Something feral stirred in Jassyn’s chest, bright enough to burn a path through the entire capital before he let this world chain another life the way it had claimed them both.
That fire was what drove him forward.
“I didn’t drag the king’s soldiers from the Maw because I trusted them,” Jassyn said at last. “I did it because we should give every soul a chance to stand for a different world.” He reached for a goblet of water, fingers tightening until the stem dug into his skin.
“I won’t fight this war by becoming like the elves—stealing choice and calling it victory. ”
Daeryn studied the hatchlings moving through the reeds. “The elven-blooded who cling to the capital’s ideals will never join us. Many believe their magic gives them the right to rule over humans who don’t carry a spark. But others will. Once they see the world we’re building.”
Kaedryn pursed her lips, crimson eyes glowing as they drifted over Bhreena again. “And those who smile and swear loyalty only to knife our wings the moment we look away? What then?”
“We kill them,” Lykor growled.
Every gaze cut toward him, and he scowled back.
“We’ve already given the king’s forces a chance.
” His eyes flicked toward Jassyn, flaring in the dim light.
“We don’t grant them any quarter if they threaten any of our own.
” His voice dropped lower, iron ground to a killing edge.
“If they betray us, I’ll meet them like any enemy.
” He didn’t move or even blink, but shadows writhed around his shoulders in slow, restless waves.
“A streak of rending across the throat.”
Silence followed, settling like ash in the lungs. Lykor had spoken the violence Jassyn feared he’d one day be forced to choose. But admitting that would erode the vow he’d just sworn to be different from the elves.
So he said nothing.
Behind them, a hatchling trilled, the startled screech ending in a splash, sparks skittering against the water.

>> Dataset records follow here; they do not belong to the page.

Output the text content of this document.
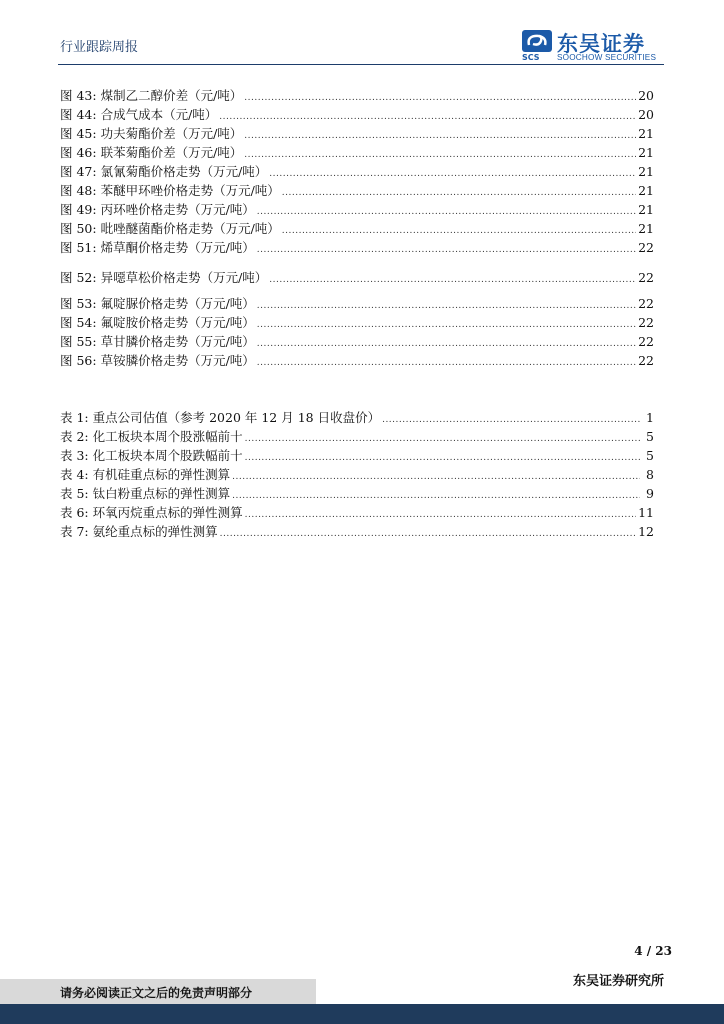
行业跟踪周报
SCS
东吴证券
SOOCHOW SECURITIES
图 43: 煤制乙二醇价差（元/吨） .....	20
图 44: 合成气成本（元/吨） .....	20
图 45: 功夫菊酯价差（万元/吨） .....	21
图 46: 联苯菊酯价差（万元/吨） .....	21
图 47: 氯氰菊酯价格走势（万元/吨） .....	21
图 48: 苯醚甲环唑价格走势（万元/吨） .....	21
图 49: 丙环唑价格走势（万元/吨） .....	21
图 50: 吡唑醚菌酯价格走势（万元/吨） .....	21
图 51: 烯草酮价格走势（万元/吨） .....	22
图 52: 异噁草松价格走势（万元/吨） .....	22
图 53: 氟啶脲价格走势（万元/吨） .....	22
图 54: 氟啶胺价格走势（万元/吨） .....	22
图 55: 草甘膦价格走势（万元/吨） .....	22
图 56: 草铵膦价格走势（万元/吨） .....	22
表 1: 重点公司估值（参考 2020 年 12 月 18 日收盘价） .....	1
表 2: 化工板块本周个股涨幅前十 .....	5
表 3: 化工板块本周个股跌幅前十 .....	5
表 4: 有机硅重点标的弹性测算 .....	8
表 5: 钛白粉重点标的弹性测算 .....	9
表 6: 环氧丙烷重点标的弹性测算 .....	11
表 7: 氨纶重点标的弹性测算 .....	12
4 / 23
东吴证券研究所
请务必阅读正文之后的免责声明部分
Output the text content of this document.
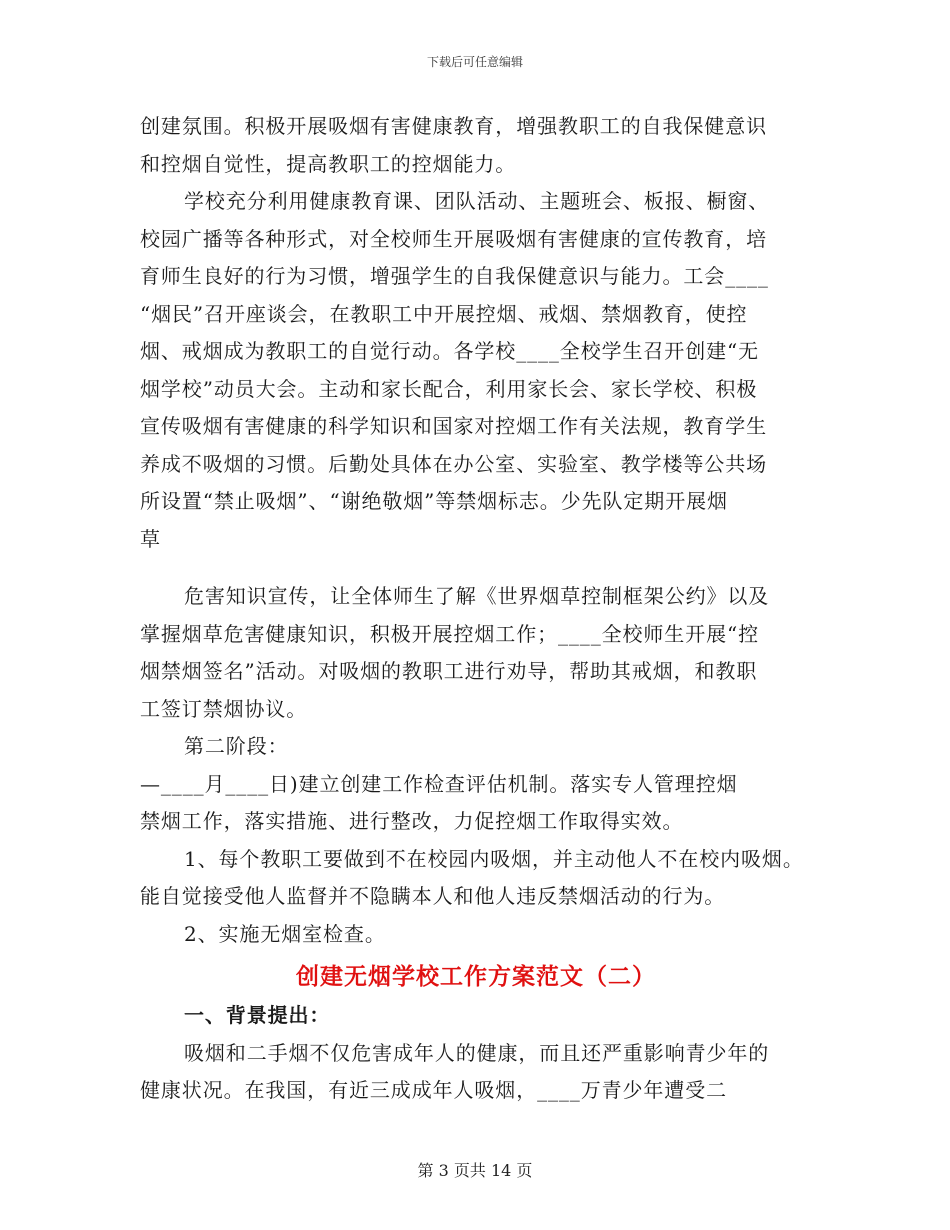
下载后可任意编辑
创建氛围。积极开展吸烟有害健康教育，增强教职工的自我保健意识
和控烟自觉性，提高教职工的控烟能力。
学校充分利用健康教育课、团队活动、主题班会、板报、橱窗、
校园广播等各种形式，对全校师生开展吸烟有害健康的宣传教育，培
育师生良好的行为习惯，增强学生的自我保健意识与能力。工会____
“烟民”召开座谈会，在教职工中开展控烟、戒烟、禁烟教育，使控
烟、戒烟成为教职工的自觉行动。各学校____全校学生召开创建“无
烟学校”动员大会。主动和家长配合，利用家长会、家长学校、积极
宣传吸烟有害健康的科学知识和国家对控烟工作有关法规，教育学生
养成不吸烟的习惯。后勤处具体在办公室、实验室、教学楼等公共场
所设置“禁止吸烟”、“谢绝敬烟”等禁烟标志。少先队定期开展烟
草
危害知识宣传，让全体师生了解《世界烟草控制框架公约》以及
掌握烟草危害健康知识，积极开展控烟工作；____全校师生开展“控
烟禁烟签名”活动。对吸烟的教职工进行劝导，帮助其戒烟，和教职
工签订禁烟协议。
第二阶段：
—____月____日)建立创建工作检查评估机制。落实专人管理控烟
禁烟工作，落实措施、进行整改，力促控烟工作取得实效。
1、每个教职工要做到不在校园内吸烟，并主动他人不在校内吸烟。
能自觉接受他人监督并不隐瞒本人和他人违反禁烟活动的行为。
2、实施无烟室检查。
创建无烟学校工作方案范文（二）
一、背景提出：
吸烟和二手烟不仅危害成年人的健康，而且还严重影响青少年的
健康状况。在我国，有近三成成年人吸烟，____万青少年遭受二
第 3 页共 14 页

“Like Kaedryn said, some might betray us,” Serenna murmured, watching the dragons scatter in the reeds. “That doesn’t make mercy a mistake. It makes it a choice we keep choosing.”
Her words lingered, but another truth pressed deeper. Lykor’s conviction came from a loyalty fierce enough to kill for, a devotion Jassyn could never command outright.
When he lifted his eyes, every face at the table had already turned to him, waiting for the next call. And he knew that no matter what he chose, someone would bleed for it.